Lenf ganglionları, üreter iliopsoastan vertebralara uzanan fasia bantları sempatik zincir
ve ganglionlar ile karıştırılabilirler.
KOMPLİKASYONLAR
Post-sempatektomi nevraljisi:
Sıklıkla 5-20. Ci günler arasında görülür. Boyun, omuz ve kolda şiddetli ağrı olur.
Kesilen nörofibrillerin dejenerasyonuna bağlıdır.
Lomber arter ve venlerden kanama
Paradoks gangren
Seksüel fonksiyon bozuklukları:
Birinci lomber sempatik ganglionun bilateral çıkartıldığı erkek hastaların %63’ünde
libido kaybı, retrograd ejekülasyon, nadiren de kısırlık görülebilir.
Sudomotor değişiklikler
Sempatik rejenerasyon:
Yetersiz çıkartma, intermediate ganglion varlığı, diğer tarafta çaprazlaşan fibrillerin
varlığı, ganglion sayısında ve dalların dağılımındaki kişisel farklar.
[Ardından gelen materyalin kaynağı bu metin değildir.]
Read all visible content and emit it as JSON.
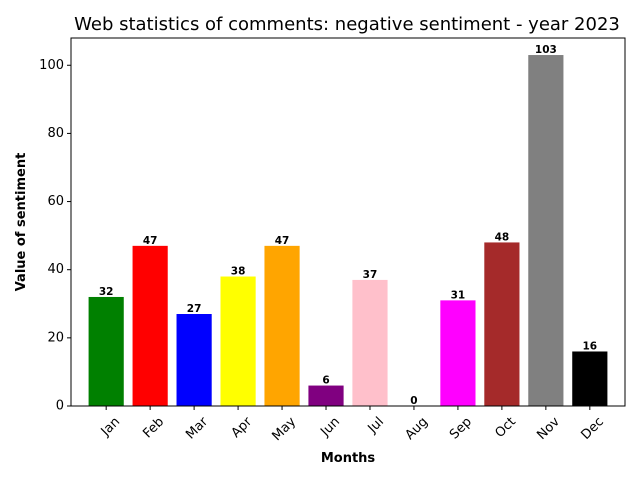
{
  "chart_data": {
    "type": "bar",
    "title": "Web statistics of comments: negative sentiment - year 2023",
    "xlabel": "Months",
    "ylabel": "Value of sentiment",
    "categories": [
      "Jan",
      "Feb",
      "Mar",
      "Apr",
      "May",
      "Jun",
      "Jul",
      "Aug",
      "Sep",
      "Oct",
      "Nov",
      "Dec"
    ],
    "values": [
      32,
      47,
      27,
      38,
      47,
      6,
      37,
      0,
      31,
      48,
      103,
      16
    ],
    "colors": [
      "#008000",
      "#ff0000",
      "#0000ff",
      "#ffff00",
      "#ffa500",
      "#800080",
      "#ffc0cb",
      "#ffffff",
      "#ff00ff",
      "#a52a2a",
      "#808080",
      "#000000"
    ],
    "ylim": [
      0,
      108
    ],
    "yticks": [
      0,
      20,
      40,
      60,
      80,
      100
    ],
    "grid": false,
    "legend": false
  }
}
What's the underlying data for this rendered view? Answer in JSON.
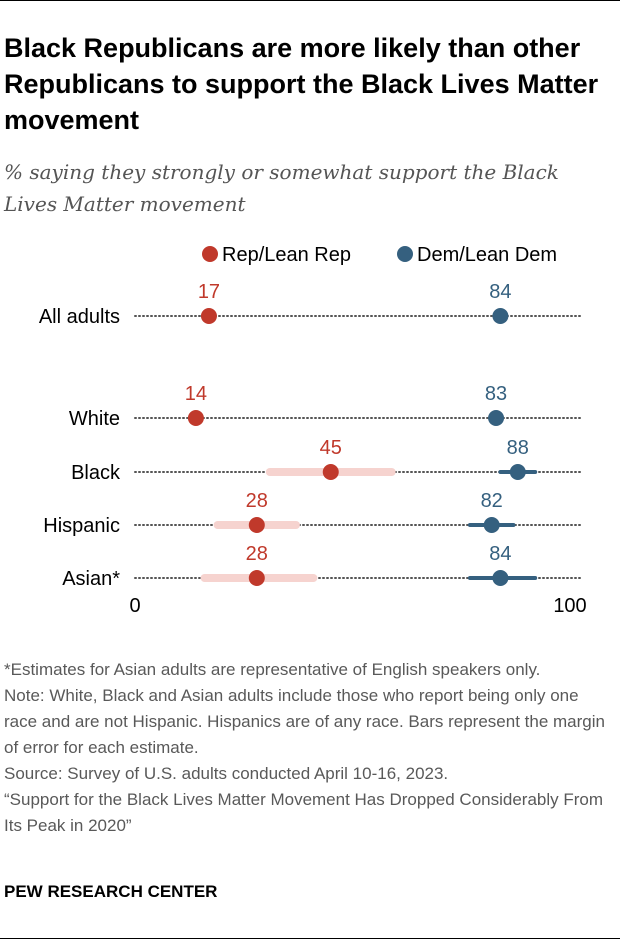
{
  "title": "Black Republicans are more likely than other Republicans to support the Black Lives Matter movement",
  "subtitle": "% saying they strongly or somewhat support the Black Lives Matter movement",
  "chart_data": {
    "type": "dot",
    "legend": [
      {
        "name": "Rep/Lean Rep",
        "color": "#c0392b"
      },
      {
        "name": "Dem/Lean Dem",
        "color": "#35607f"
      }
    ],
    "categories": [
      "All adults",
      "White",
      "Black",
      "Hispanic",
      "Asian*"
    ],
    "series": [
      {
        "name": "Rep/Lean Rep",
        "values": [
          17,
          14,
          45,
          28,
          28
        ],
        "moe_low": [
          null,
          null,
          31,
          19,
          16
        ],
        "moe_high": [
          null,
          null,
          59,
          37,
          41
        ]
      },
      {
        "name": "Dem/Lean Dem",
        "values": [
          84,
          83,
          88,
          82,
          84
        ],
        "moe_low": [
          null,
          null,
          84,
          77,
          77
        ],
        "moe_high": [
          null,
          null,
          92,
          87,
          92
        ]
      }
    ],
    "xlim": [
      0,
      100
    ],
    "axis_labels": [
      "0",
      "100"
    ],
    "colors": {
      "rep": "#c0392b",
      "rep_bar": "#f6d3cf",
      "dem": "#35607f",
      "dem_bar": "#35607f",
      "dots": "#555555"
    }
  },
  "footnotes": [
    "*Estimates for Asian adults are representative of English speakers only.",
    "Note: White, Black and Asian adults include those who report being only one race and are not Hispanic. Hispanics are of any race. Bars represent the margin of error for each estimate.",
    "Source: Survey of U.S. adults conducted April 10-16, 2023.",
    "“Support for the Black Lives Matter Movement Has Dropped Considerably From Its Peak in 2020”"
  ],
  "brand": "PEW RESEARCH CENTER"
}
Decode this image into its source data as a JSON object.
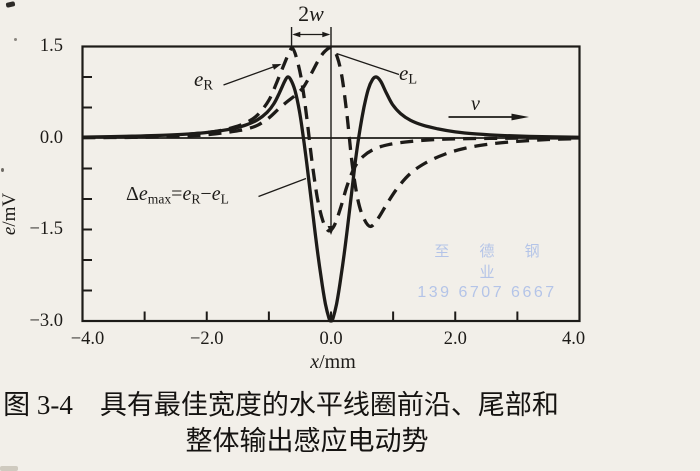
{
  "page": {
    "background": "#f2efe9",
    "ink": "#1d1b18"
  },
  "chart_data": {
    "type": "line",
    "xlabel_var": "x",
    "xlabel_unit": "/mm",
    "ylabel_var": "e",
    "ylabel_unit": "/mV",
    "xlim": [
      -4,
      4
    ],
    "ylim": [
      -3,
      1.5
    ],
    "grid": false,
    "x_ticks_labeled": [
      {
        "v": -4,
        "label": "−4.0"
      },
      {
        "v": -2,
        "label": "−2.0"
      },
      {
        "v": 0,
        "label": "0.0"
      },
      {
        "v": 2,
        "label": "2.0"
      },
      {
        "v": 4,
        "label": "4.0"
      }
    ],
    "x_ticks_minor": [
      -3,
      -2,
      -1,
      0,
      1,
      2,
      3
    ],
    "y_ticks_labeled": [
      {
        "v": 1.5,
        "label": "1.5"
      },
      {
        "v": 0,
        "label": "0.0"
      },
      {
        "v": -1.5,
        "label": "−1.5"
      },
      {
        "v": -3,
        "label": "−3.0"
      }
    ],
    "y_ticks_minor": [
      1.0,
      0.5,
      0,
      -0.5,
      -1.0,
      -1.5,
      -2.0,
      -2.5
    ],
    "zero_line": true,
    "series": [
      {
        "name": "e_R",
        "line": "dashed",
        "points": [
          [
            -4,
            0.01
          ],
          [
            -3.2,
            0.02
          ],
          [
            -2.6,
            0.04
          ],
          [
            -2.1,
            0.08
          ],
          [
            -1.8,
            0.12
          ],
          [
            -1.55,
            0.18
          ],
          [
            -1.35,
            0.26
          ],
          [
            -1.18,
            0.38
          ],
          [
            -1.0,
            0.62
          ],
          [
            -0.87,
            0.92
          ],
          [
            -0.75,
            1.22
          ],
          [
            -0.67,
            1.41
          ],
          [
            -0.62,
            1.47
          ],
          [
            -0.56,
            1.33
          ],
          [
            -0.48,
            0.98
          ],
          [
            -0.4,
            0.42
          ],
          [
            -0.31,
            -0.35
          ],
          [
            -0.22,
            -0.98
          ],
          [
            -0.13,
            -1.36
          ],
          [
            -0.04,
            -1.52
          ],
          [
            0.05,
            -1.44
          ],
          [
            0.15,
            -1.16
          ],
          [
            0.26,
            -0.78
          ],
          [
            0.38,
            -0.48
          ],
          [
            0.52,
            -0.3
          ],
          [
            0.7,
            -0.18
          ],
          [
            0.92,
            -0.11
          ],
          [
            1.2,
            -0.065
          ],
          [
            1.6,
            -0.03
          ],
          [
            2.1,
            -0.012
          ],
          [
            2.8,
            -0.004
          ],
          [
            3.5,
            0
          ],
          [
            4,
            0
          ]
        ]
      },
      {
        "name": "e_L",
        "line": "dashed",
        "points": [
          [
            -4,
            0.005
          ],
          [
            -3.2,
            0.01
          ],
          [
            -2.6,
            0.02
          ],
          [
            -2.1,
            0.045
          ],
          [
            -1.8,
            0.075
          ],
          [
            -1.55,
            0.11
          ],
          [
            -1.35,
            0.15
          ],
          [
            -1.18,
            0.21
          ],
          [
            -1.0,
            0.33
          ],
          [
            -0.85,
            0.47
          ],
          [
            -0.7,
            0.6
          ],
          [
            -0.55,
            0.72
          ],
          [
            -0.44,
            0.84
          ],
          [
            -0.32,
            1.05
          ],
          [
            -0.2,
            1.28
          ],
          [
            -0.1,
            1.42
          ],
          [
            0.01,
            1.48
          ],
          [
            0.1,
            1.33
          ],
          [
            0.18,
            0.98
          ],
          [
            0.26,
            0.35
          ],
          [
            0.34,
            -0.42
          ],
          [
            0.43,
            -1.0
          ],
          [
            0.52,
            -1.3
          ],
          [
            0.63,
            -1.45
          ],
          [
            0.75,
            -1.33
          ],
          [
            0.9,
            -1.08
          ],
          [
            1.07,
            -0.82
          ],
          [
            1.28,
            -0.58
          ],
          [
            1.52,
            -0.41
          ],
          [
            1.82,
            -0.27
          ],
          [
            2.15,
            -0.17
          ],
          [
            2.55,
            -0.1
          ],
          [
            3.0,
            -0.055
          ],
          [
            3.5,
            -0.025
          ],
          [
            4,
            -0.01
          ]
        ]
      },
      {
        "name": "delta_e_total",
        "line": "solid",
        "points": [
          [
            -4,
            0.015
          ],
          [
            -3.2,
            0.03
          ],
          [
            -2.6,
            0.05
          ],
          [
            -2.1,
            0.08
          ],
          [
            -1.8,
            0.115
          ],
          [
            -1.55,
            0.16
          ],
          [
            -1.35,
            0.22
          ],
          [
            -1.18,
            0.3
          ],
          [
            -1.03,
            0.42
          ],
          [
            -0.92,
            0.56
          ],
          [
            -0.83,
            0.74
          ],
          [
            -0.75,
            0.92
          ],
          [
            -0.7,
            1.0
          ],
          [
            -0.65,
            0.96
          ],
          [
            -0.58,
            0.78
          ],
          [
            -0.51,
            0.45
          ],
          [
            -0.45,
            0.05
          ],
          [
            -0.39,
            -0.42
          ],
          [
            -0.32,
            -1.0
          ],
          [
            -0.24,
            -1.68
          ],
          [
            -0.16,
            -2.28
          ],
          [
            -0.09,
            -2.72
          ],
          [
            -0.03,
            -2.96
          ],
          [
            0,
            -3.0
          ],
          [
            0.03,
            -2.96
          ],
          [
            0.09,
            -2.72
          ],
          [
            0.16,
            -2.28
          ],
          [
            0.24,
            -1.68
          ],
          [
            0.32,
            -1.0
          ],
          [
            0.39,
            -0.4
          ],
          [
            0.46,
            0.1
          ],
          [
            0.53,
            0.5
          ],
          [
            0.6,
            0.8
          ],
          [
            0.67,
            0.96
          ],
          [
            0.73,
            1.0
          ],
          [
            0.8,
            0.93
          ],
          [
            0.89,
            0.74
          ],
          [
            0.99,
            0.55
          ],
          [
            1.12,
            0.4
          ],
          [
            1.28,
            0.29
          ],
          [
            1.48,
            0.21
          ],
          [
            1.72,
            0.15
          ],
          [
            2.0,
            0.1
          ],
          [
            2.35,
            0.065
          ],
          [
            2.8,
            0.04
          ],
          [
            3.4,
            0.022
          ],
          [
            4,
            0.012
          ]
        ]
      }
    ],
    "annotations": {
      "coil_width": {
        "num": "2",
        "var": "w",
        "x_from": -0.635,
        "x_to": 0
      },
      "velocity": {
        "var": "v"
      },
      "e_right": {
        "var": "e",
        "sub": "R"
      },
      "e_left": {
        "var": "e",
        "sub": "L"
      },
      "delta_eq": {
        "delta": "Δ",
        "var": "e",
        "sub": "max",
        "equals": "=",
        "rhs_var1": "e",
        "rhs_sub1": "R",
        "minus": "−",
        "rhs_var2": "e",
        "rhs_sub2": "L"
      }
    }
  },
  "watermark": {
    "line1": "至 德 钢 业",
    "line2": "139 6707 6667",
    "color": "#aec0e8"
  },
  "caption": {
    "line1": "图 3-4　具有最佳宽度的水平线圈前沿、尾部和",
    "line2": "整体输出感应电动势"
  }
}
Lokal Tedavi: Buerger hastalığındaki nekrotik lezyonların tedavisi diğer kronik arteriel
oklüsiv hastalıklardaki gibidir. Ve altta yatan etiolojiye bağlı değil ancak lezyonların iskemik
doğasıyla ilgilidir. Her ne kadar lokal enfeksiyon tedavisi güç bir lezyon gelişmesine ve zor
iyileşmeye katkıda bulunsa da yalnız başına antibiyotik tedavisi hedef dokuların
iyileşmesinde yetersiz kalabilir. Bu nedenle debritman ve gerekirse amputasyon gerekebilir.